中心バッフル付きの放物面リフレクター。ポートレート用ミッド・ハード照明で、特徴的な円形キャッチライトを生成し、60–80°の指向角で肌のテクスチャーを強調する。
技術的詳細
構造は、反射皿と、皿の後ろから8〜15cm離れた位置にある中央のデフレクターで構成されています。内面コーティングは、白(ニュートラルな色温度)、銀(光量が多い、+0.5段)、または金(約200Kの暖かい色温度)が一般的です。ビーム角は60〜80°で、直接フラッシュと比較した光損失は約1.5段です。最新のモデルには、より正確な光の誘導のために、10°、20°、または40°のビーム角を持つハニカムグリッドが付属しています。
歴史と発展
ビューティディッシュは、1965年頃からスタジオファッション写真のフラッシュ皿から発展し、リチャード・アヴェドンやアーヴィング・ペンなどの写真家によって特徴づけられました。
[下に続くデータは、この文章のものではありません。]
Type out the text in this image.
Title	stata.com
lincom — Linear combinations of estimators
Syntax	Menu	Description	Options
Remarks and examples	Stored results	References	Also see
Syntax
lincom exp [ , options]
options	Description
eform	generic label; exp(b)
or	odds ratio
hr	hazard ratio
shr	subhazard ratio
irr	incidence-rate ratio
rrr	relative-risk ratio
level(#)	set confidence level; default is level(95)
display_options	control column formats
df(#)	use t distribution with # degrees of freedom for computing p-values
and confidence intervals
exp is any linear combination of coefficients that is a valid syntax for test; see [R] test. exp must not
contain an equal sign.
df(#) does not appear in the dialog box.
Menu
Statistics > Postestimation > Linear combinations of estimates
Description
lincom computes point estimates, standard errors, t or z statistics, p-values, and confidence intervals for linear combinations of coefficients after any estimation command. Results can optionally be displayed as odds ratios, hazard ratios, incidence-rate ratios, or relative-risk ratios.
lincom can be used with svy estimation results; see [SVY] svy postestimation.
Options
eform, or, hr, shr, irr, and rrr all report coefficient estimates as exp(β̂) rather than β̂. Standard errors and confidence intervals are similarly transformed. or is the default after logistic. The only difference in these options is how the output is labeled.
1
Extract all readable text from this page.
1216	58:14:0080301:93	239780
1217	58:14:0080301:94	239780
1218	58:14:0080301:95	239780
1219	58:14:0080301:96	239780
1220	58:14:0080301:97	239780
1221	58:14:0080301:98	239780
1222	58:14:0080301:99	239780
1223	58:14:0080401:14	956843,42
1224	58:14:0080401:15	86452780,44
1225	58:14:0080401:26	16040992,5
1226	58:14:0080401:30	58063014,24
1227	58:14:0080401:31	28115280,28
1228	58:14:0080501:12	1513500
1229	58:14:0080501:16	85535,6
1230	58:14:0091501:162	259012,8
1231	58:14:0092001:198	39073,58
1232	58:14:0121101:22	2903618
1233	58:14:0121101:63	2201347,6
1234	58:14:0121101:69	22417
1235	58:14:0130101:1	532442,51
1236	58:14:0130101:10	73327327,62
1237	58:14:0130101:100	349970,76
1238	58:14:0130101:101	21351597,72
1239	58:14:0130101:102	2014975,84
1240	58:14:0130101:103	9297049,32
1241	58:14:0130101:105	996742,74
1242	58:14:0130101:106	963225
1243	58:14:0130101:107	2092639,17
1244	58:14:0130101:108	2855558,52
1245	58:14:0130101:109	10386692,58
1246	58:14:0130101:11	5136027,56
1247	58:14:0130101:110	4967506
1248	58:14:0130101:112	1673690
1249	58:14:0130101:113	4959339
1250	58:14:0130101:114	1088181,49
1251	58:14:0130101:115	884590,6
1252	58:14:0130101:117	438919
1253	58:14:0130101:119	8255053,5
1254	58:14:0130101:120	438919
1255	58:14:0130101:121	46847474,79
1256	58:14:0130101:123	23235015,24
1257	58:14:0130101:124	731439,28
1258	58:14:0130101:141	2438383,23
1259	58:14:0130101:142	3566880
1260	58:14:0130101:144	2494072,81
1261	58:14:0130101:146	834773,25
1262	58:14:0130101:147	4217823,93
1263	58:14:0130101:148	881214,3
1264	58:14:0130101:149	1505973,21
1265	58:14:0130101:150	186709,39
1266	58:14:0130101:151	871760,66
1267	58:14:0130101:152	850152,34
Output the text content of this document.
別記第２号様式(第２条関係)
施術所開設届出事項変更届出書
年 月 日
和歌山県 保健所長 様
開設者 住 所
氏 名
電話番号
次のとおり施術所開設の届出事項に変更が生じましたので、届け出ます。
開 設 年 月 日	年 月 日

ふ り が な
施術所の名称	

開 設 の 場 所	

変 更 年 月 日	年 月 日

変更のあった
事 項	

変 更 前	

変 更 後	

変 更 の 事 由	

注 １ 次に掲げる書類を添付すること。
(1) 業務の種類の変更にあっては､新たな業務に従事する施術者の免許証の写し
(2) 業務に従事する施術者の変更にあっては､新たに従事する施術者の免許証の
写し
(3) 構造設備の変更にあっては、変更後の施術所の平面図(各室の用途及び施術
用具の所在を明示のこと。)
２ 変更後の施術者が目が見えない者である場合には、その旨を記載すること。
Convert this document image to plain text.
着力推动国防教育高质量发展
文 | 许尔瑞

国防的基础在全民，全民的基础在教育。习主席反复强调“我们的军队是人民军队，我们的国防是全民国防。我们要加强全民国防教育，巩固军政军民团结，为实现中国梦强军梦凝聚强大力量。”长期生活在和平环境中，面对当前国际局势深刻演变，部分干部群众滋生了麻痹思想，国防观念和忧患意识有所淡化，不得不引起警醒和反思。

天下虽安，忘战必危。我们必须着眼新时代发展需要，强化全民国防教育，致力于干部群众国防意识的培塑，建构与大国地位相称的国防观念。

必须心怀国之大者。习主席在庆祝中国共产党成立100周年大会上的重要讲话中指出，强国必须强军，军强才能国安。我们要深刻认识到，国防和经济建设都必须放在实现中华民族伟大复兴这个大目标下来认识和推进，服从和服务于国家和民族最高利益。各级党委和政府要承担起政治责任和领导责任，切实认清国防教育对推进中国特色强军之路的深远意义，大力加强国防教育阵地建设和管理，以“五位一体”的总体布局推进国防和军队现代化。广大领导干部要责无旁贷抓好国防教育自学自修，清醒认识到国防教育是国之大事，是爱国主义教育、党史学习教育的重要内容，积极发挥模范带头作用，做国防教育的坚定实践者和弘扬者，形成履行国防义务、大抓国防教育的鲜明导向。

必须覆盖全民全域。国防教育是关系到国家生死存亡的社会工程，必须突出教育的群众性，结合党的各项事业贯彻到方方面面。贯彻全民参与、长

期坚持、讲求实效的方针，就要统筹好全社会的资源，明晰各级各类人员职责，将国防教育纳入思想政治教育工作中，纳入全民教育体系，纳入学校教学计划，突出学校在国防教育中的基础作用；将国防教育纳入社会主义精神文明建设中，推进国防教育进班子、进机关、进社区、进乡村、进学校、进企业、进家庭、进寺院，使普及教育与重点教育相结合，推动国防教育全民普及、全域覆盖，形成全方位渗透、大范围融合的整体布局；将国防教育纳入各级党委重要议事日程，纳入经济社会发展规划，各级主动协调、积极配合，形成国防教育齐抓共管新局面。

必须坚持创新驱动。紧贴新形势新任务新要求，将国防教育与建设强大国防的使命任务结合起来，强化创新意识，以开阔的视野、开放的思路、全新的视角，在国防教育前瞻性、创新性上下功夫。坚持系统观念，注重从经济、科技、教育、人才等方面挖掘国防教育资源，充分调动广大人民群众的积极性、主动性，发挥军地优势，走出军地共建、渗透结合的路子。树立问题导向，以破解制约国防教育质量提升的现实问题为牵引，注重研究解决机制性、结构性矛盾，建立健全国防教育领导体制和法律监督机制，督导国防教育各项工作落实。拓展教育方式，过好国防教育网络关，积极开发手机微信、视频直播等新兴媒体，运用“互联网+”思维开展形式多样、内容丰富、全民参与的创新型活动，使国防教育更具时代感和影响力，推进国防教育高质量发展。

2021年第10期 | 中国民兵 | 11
ブロンカラーは1974年に最初の量産型ビューティディッシュ「ビューティポート」を導入し、その後1981年にプロフォトが「マグナムリフレクター」を導入しました。1990年代以降、ビューティディッシュは映画業界でもクローズアップやインタビューに使用されるようになり、2005年以降のデジタルカメラへの移行によりISO性能が向上したことでさらに普及しました。
映画での実践的な使用
「her/世界でひとつの彼女」(2013年)では、撮影監督のホイテ・ヴァン・ホイテマが、ホアキン・フェニックスとAIとの親密な会話にビューティディッシュを使用し、暖かくも距離感のある雰囲気を強調しました。典型的なワークフローは、被写体から1〜2メートルの距離で、目の高さより45°上に配置し、下から弱いフィルライトを組み合わせます。ビューティディッシュは、目に特徴的な丸いキャッチライトを生成し、中程度の硬さの光の特性により肌の質感を強調します。欠点:グループ被写体の照明範囲が限られる、顔の輪郭がはっきりしている場合に不向き。
比較と代替案
ソフトボックスと比較して、ビューティディッシュはよりコントラストの高い光とよりはっきりした影をもたらし、フレネルライトと比較して大幅に柔らかい照明を提供します。ARRI SkyPanelのような放物線状ディフューザーを備えたLEDパネルアレイは、可変色温度で同様の光の特性を実現します。肌の問題がある場合や高齢の俳優の場合、撮影監督は大きなソフトボックス(120x180cm)を好み、よりドラマチックな照明にはバーンドア付きのハードライトソースを使用します。ビューティディッシュは、控えめなモデリングで自然に見えるポートレートの第一選択肢であり続けます。